Statistical analysis

Since this study is an exploratory study (i.e. is not a confirmatory study), the sample size was determined using precision-based method for the primary endpoint (change in E/e′ from the baseline to 48 weeks). If the sample size was set at 87 subjects per group, the difference in primary endpoint between the azilsartan and candesartan groups divided by the common standard deviation (i.e. standardized effect size) could be estimated with a sufficient precision which achieves the 0.6 width of the 95% confidence interval. Hence, the planned sample size was set at 95 subjects per group, with consideration for dropouts.

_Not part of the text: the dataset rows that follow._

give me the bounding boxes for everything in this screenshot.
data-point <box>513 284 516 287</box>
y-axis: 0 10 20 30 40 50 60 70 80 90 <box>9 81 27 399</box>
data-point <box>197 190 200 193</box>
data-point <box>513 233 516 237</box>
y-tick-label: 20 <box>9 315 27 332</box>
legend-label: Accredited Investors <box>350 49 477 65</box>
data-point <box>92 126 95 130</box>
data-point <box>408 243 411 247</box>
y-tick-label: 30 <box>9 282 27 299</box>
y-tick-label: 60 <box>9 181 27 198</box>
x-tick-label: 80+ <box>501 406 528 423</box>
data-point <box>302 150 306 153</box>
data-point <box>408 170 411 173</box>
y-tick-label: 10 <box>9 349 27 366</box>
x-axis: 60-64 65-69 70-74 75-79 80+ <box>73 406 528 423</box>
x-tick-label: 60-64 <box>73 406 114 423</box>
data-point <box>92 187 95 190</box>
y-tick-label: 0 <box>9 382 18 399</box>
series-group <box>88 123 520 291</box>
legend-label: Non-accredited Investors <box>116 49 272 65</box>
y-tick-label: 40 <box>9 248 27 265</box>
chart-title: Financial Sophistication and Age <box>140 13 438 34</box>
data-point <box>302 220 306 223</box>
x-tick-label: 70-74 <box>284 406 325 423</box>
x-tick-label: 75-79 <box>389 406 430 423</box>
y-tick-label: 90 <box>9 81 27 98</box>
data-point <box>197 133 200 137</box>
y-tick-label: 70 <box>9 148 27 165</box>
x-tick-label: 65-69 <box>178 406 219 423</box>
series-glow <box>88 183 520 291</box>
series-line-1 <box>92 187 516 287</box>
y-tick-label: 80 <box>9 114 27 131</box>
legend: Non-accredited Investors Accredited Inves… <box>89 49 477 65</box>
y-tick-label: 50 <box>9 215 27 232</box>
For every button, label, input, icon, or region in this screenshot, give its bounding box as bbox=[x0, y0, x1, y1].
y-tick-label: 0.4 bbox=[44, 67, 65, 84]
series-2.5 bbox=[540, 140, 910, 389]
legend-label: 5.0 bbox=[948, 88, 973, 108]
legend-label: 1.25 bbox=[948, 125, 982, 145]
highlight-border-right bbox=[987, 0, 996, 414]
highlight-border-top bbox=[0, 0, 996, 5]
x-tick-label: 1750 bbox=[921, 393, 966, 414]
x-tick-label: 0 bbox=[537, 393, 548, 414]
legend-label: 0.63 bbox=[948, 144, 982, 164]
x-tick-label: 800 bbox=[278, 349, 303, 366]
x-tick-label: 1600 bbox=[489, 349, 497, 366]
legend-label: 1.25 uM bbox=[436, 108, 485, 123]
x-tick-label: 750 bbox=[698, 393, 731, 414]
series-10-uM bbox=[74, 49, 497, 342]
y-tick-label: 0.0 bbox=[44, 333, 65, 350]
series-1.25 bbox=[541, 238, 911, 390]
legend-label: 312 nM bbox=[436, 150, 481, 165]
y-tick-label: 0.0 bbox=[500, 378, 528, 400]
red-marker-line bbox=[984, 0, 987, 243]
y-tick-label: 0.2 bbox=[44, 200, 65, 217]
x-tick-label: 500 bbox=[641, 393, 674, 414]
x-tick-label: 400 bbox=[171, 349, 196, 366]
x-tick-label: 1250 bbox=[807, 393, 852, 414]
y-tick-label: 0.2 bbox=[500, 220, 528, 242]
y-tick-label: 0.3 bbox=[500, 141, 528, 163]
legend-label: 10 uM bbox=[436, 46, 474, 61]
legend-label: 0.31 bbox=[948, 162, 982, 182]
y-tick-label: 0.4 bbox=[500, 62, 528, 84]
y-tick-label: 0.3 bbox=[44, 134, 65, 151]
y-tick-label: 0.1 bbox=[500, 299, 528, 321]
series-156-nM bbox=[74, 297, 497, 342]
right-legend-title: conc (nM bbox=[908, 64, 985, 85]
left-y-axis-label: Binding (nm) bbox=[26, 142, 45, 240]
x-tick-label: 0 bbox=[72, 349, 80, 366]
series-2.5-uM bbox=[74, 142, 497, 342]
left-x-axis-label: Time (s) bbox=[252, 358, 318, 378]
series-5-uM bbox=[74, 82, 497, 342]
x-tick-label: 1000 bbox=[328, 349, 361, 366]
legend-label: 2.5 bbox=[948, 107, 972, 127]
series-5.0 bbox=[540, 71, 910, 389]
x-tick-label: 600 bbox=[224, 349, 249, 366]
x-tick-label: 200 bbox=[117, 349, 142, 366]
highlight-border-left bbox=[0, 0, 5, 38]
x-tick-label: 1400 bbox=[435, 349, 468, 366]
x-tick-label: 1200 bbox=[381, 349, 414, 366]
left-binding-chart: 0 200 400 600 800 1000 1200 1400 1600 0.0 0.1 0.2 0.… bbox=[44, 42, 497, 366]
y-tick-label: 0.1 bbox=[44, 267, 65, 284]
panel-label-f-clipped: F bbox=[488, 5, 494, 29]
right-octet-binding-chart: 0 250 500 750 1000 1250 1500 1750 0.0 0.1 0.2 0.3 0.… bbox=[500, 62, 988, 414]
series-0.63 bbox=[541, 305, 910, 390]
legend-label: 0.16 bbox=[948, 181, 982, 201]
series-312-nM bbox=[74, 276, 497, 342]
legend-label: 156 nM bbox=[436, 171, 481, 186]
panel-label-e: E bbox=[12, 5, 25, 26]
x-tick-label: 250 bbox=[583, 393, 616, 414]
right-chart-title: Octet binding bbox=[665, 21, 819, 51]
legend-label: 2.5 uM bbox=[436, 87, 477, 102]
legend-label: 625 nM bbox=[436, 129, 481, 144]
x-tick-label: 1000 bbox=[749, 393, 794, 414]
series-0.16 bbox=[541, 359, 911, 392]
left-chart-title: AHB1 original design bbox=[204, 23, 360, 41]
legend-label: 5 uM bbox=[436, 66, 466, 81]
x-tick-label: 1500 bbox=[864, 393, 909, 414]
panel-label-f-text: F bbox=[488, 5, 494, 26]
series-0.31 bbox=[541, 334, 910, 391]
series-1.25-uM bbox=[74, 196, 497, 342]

Analyses were performed based on the intention-to-treat principle. For the primary endpoint, i.e. the change from baseline to 48 weeks in E/e′, the analysis of covariance was used to calculate an adjusted mean difference and its 95% CI, where baseline E/e′ was included as a covariate. For subgroup analyses, regression methods were used with appropriate interaction terms (respective subgroup × treatment group). Secondary endpoints were descriptively analyzed, and while categorical variables were assessed using the Pearson chi-square test or Fisher’s exact test, continuous variables were analyzed with the Student’s t test. The paired differences between baseline and 48 weeks were analyzed using Wilcoxon signed rank sum test. All tests were two-sided, and a P value of < 0.05 was considered indicative of a statistically significant between-group difference. Statistical analysis software SAS, version 9.4 for Windows (SAS Institute, Cary, NC, USA) was utilized for all performed analyses. The statistical analysis plan was prepared separately and finalized before the database lock included more technical and detailed elaboration of the principal features stated in the protocol.